Und heute? Kurz gesagt, ich bin glücklich. Glücklich, Dieter Böhm kennen gelernt zu haben. Glücklich über dieses musikalische Highlight. Glücklich, schon Karten für die nächste Tour zu haben. Warum?

J’ai planté une note sur une île déserte
Une note d’espoir pour un avenir

Diese Insel der Ödnis, manchmal in unserem Herz, darin diese Noten eingepflanzt. Mit jedem Ton wächst die Kraft, die Hoffnung, die Zuversicht. Und, je öfter genossen, desto tiefer diese Gefühle. Weite Ebenen, weiter Horizont. Das blaue Feuer der Liebe unter dem blauen Feuer des Himmels. Tiefes Einatmen, befreite Brust. Jeder Ton, jede Note, am richtigen Ort, begleiten den Hörer auf dieser Reise. Diese Reise durch den wilden Ozean, den man Leben nennt. Von Insel zu Insel, die immer weniger wüst und leer sind. Die sich füllen mit Grün, mit Hoffnung. Die sich füllen mit dem Blau der Harmonie und des Vertrauens.
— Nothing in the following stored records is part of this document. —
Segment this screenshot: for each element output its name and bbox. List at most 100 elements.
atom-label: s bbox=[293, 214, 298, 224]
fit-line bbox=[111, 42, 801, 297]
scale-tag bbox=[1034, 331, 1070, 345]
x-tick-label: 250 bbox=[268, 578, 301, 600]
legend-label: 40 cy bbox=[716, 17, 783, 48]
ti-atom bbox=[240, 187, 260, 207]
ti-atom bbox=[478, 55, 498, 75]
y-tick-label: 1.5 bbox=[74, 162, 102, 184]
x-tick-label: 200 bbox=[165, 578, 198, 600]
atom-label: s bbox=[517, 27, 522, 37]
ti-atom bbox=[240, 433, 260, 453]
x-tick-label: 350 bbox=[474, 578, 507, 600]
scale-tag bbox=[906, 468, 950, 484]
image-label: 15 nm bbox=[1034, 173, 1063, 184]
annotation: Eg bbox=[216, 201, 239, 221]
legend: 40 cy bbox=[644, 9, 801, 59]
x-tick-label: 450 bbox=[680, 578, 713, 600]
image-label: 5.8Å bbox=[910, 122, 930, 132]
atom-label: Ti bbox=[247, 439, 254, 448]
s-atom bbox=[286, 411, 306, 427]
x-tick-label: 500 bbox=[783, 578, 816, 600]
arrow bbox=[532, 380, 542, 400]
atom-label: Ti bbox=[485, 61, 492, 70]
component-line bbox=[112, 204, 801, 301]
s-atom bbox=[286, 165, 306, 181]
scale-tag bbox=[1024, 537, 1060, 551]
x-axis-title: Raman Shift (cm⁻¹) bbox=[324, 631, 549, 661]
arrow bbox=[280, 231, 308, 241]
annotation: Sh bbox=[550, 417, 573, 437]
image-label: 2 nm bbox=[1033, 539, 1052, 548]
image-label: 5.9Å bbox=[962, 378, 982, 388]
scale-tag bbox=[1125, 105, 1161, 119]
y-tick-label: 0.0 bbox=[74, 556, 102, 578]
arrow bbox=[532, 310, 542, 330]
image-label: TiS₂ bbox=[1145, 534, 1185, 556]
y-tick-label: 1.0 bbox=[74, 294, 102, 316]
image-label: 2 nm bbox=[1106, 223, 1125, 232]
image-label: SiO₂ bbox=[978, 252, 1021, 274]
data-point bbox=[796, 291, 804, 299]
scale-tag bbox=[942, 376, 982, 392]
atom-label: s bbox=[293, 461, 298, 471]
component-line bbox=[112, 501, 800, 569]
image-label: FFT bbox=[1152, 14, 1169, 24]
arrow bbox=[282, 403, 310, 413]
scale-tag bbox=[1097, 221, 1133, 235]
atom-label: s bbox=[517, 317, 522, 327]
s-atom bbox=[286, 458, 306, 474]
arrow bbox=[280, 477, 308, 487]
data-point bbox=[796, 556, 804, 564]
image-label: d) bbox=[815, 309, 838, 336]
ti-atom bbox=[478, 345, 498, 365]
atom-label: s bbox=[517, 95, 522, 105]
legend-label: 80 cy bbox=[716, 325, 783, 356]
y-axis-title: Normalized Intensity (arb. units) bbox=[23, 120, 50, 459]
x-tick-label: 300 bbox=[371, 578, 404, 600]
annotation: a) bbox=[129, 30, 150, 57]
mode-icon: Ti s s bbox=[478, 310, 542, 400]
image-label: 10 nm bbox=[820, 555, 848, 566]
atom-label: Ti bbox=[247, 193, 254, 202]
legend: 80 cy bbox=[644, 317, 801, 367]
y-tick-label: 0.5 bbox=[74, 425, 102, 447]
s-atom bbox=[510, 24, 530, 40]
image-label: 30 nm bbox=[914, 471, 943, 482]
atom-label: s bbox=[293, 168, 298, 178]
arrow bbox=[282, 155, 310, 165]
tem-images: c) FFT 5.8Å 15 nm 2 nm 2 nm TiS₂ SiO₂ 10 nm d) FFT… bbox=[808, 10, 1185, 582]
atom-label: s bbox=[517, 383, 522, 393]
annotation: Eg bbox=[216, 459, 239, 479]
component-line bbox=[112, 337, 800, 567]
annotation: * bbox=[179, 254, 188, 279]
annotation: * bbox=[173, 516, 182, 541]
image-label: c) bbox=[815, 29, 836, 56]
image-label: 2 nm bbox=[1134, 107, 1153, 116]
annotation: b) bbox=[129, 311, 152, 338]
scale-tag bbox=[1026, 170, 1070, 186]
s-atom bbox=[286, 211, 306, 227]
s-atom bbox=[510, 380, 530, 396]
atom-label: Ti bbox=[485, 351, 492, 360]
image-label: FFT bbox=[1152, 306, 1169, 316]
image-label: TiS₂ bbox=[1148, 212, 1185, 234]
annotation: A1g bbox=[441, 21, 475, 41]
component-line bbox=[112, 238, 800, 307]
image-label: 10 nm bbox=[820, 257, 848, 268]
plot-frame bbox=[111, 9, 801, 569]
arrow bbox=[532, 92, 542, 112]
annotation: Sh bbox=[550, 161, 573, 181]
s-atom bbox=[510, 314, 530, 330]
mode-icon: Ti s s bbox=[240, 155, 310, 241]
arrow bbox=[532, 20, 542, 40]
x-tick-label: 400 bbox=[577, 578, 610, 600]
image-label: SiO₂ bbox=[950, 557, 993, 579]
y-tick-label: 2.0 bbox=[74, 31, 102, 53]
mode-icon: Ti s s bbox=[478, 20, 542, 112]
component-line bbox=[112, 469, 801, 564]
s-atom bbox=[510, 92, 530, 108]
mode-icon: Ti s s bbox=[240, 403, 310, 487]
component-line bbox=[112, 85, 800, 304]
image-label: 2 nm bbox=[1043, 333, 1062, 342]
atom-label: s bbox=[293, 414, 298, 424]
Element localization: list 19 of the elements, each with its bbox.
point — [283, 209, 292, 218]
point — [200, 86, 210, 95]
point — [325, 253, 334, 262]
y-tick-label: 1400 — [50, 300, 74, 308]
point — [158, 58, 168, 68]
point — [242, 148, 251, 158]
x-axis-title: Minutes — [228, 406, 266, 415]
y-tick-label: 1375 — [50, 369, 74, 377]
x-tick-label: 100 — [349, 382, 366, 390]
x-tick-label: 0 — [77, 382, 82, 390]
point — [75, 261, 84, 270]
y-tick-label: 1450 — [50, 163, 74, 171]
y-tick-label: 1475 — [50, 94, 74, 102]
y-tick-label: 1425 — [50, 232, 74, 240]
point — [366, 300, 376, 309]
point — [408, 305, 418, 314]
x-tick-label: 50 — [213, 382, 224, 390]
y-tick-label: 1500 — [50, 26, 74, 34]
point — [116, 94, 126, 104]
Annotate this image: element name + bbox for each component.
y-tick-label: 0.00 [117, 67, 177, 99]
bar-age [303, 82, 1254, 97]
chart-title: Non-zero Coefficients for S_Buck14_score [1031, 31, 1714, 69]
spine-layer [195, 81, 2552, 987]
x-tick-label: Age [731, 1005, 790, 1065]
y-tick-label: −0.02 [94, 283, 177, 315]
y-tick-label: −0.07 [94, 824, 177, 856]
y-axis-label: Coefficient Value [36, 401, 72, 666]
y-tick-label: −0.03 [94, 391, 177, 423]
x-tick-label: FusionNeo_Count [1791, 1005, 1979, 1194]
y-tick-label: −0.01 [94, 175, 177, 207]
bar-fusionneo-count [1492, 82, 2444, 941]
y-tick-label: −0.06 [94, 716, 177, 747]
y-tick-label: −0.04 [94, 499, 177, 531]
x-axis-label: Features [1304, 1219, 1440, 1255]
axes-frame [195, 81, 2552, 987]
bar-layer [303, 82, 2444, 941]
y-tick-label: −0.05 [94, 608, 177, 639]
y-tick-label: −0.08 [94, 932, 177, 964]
Und in der Ferne der Sehnsucht vereinen sich Himmel und Ozean.

Bei jedem Hören habe ich dieses Bild hier vor Augen, als wäre die Musik genau so geschrieben und gespielt worden, dies Gemälde zu begleiten.

 

Under the Roof of Blue Ionian Weather, painting by Sir Lawrence Alma-Tadema, 1898-1901, Privatsammlung

 

Dafür reichen einfachste Mittel, kaum noch Prog, einfach nur wunderbare Songs. Songs, die schmeicheln, kratzen, schmusen, beißen. Runde Songs, ätherische Songs, dennoch handfest und greifbar. Musik als Triumph des Gefühls, Musik als Euphorie, als Hochgefühl und Glück. Töne der Heilung, Klänge als Medizin.

Ich habe ´Le Fantastique Envol De Dieter Böhm´ jetzt schon in einer Woche öfter gehört als ´Saison 8´ in den zwei Jahren seit Erscheinen. Das ist der Befreiungsschlag nach dem etwas blutleeren Vorgänger. Und es ist ein Nackenschlag für alle, die meinen, progressiver Rock sei gefühllos und kalt und besteht aus aneinandergereihten Tönen und Breaks, gemacht für Mathematiker und Musikstudenten. In seiner bestechenden Simplizität ist das hier die wahre progressive Rockmusik.

Les chansons sont des bouteilles à la mer

Und darum vergebe ich die vollen 10 Punkte.